Banco Popular victim of large-scale run, says ECB
Bank subject to regualtory intervention and subsequently sold to Santander for €1
Banco Popular (left) was bought by Santander (right) for €1.
Banco Popular was the victim of the euro zone’s first large-scale bank run, which triggered the urgent need for regulators to intervene and engineer its rescue this week, a senior official at the European Central Bank has said.
“The reasons that triggered that decision were related to the liquidity problems,” Vitor Constâncio, vice-president of the ECB said on Thursday. “There was a bank run. It was not a matter of assessing the developments of solvency as such, but the liquidity issue.”
The ECB’s regulatory arm stepped in on Tuesday to declare that Popular was “failing or likely to fail”, which placed the bank in the hands of the Single Resolution Board, the euro zone’s new body for handling failing banks.

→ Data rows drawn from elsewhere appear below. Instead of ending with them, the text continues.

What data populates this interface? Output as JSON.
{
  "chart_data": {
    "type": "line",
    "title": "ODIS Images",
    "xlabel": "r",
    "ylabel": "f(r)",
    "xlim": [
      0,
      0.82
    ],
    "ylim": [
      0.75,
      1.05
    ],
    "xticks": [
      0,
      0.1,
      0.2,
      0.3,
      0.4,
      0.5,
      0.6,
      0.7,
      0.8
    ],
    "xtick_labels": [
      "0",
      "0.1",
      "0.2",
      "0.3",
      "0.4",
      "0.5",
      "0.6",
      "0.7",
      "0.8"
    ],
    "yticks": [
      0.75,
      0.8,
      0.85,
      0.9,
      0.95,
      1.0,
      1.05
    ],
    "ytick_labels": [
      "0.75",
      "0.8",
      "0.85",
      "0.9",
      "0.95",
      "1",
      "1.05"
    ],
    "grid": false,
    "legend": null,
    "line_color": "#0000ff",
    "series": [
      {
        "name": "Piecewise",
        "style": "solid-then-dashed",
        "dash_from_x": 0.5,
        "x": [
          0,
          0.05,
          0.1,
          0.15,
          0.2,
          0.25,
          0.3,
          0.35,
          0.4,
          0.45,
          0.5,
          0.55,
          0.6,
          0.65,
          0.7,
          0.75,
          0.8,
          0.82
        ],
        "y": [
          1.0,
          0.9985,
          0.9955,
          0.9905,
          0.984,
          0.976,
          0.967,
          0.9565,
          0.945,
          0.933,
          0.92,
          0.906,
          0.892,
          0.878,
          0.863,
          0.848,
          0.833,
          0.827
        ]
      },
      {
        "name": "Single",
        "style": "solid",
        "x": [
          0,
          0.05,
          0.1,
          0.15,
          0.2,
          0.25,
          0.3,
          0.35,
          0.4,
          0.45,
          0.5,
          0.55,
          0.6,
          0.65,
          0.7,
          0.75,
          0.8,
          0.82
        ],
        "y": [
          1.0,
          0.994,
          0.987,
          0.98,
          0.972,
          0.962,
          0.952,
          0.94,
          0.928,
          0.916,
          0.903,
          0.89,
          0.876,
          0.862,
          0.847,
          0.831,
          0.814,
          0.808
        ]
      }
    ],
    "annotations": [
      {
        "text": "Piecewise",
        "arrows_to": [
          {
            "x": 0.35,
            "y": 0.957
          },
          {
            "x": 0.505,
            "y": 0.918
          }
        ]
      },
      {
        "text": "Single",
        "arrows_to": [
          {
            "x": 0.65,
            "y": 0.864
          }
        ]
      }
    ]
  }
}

After European regulators took control of Popular on Tuesday, they wiped out the struggling lender’s shareholders and junior bondholders, and sold it for a symbolic €1 to Banco Santander, its bigger rival
The move was prompted by a warning from Popular to Spanish authorities on Tuesday afternoon that its depositors were withdrawing money so quickly that it would not be able to open the next day unless a solution was found, according to two people involved in the deal.
Slow to react
Asked at a press conference if the ECB had been too slow to react to Popular’s escalating problems, Mr Constâncio said: “Our role as ECB was just the declaration that the bank for liquidity reasons was failing or likely to fail.”
The sale was agreed within 24 hours, winning praise for how the euro zone’s relatively new institutions tasked with handling failing banks dealt swiftly with Popular’s problems without using taxpayer funds or hitting depositors and senior bondholders.
While shareholders in Popular lost everything and its €2 billion in junior bonds were wiped out, there has been little sign of contagion in either equity or debt markets.
“The matter after the declaration went to the resolution mechanism, to their board, to take the decisions about resolution,” said Mr Constâncio. “So after the declaration of ‘failing or likely to fail’, we had no interference with the subsequent decisions. They belonged completely to the SRB.”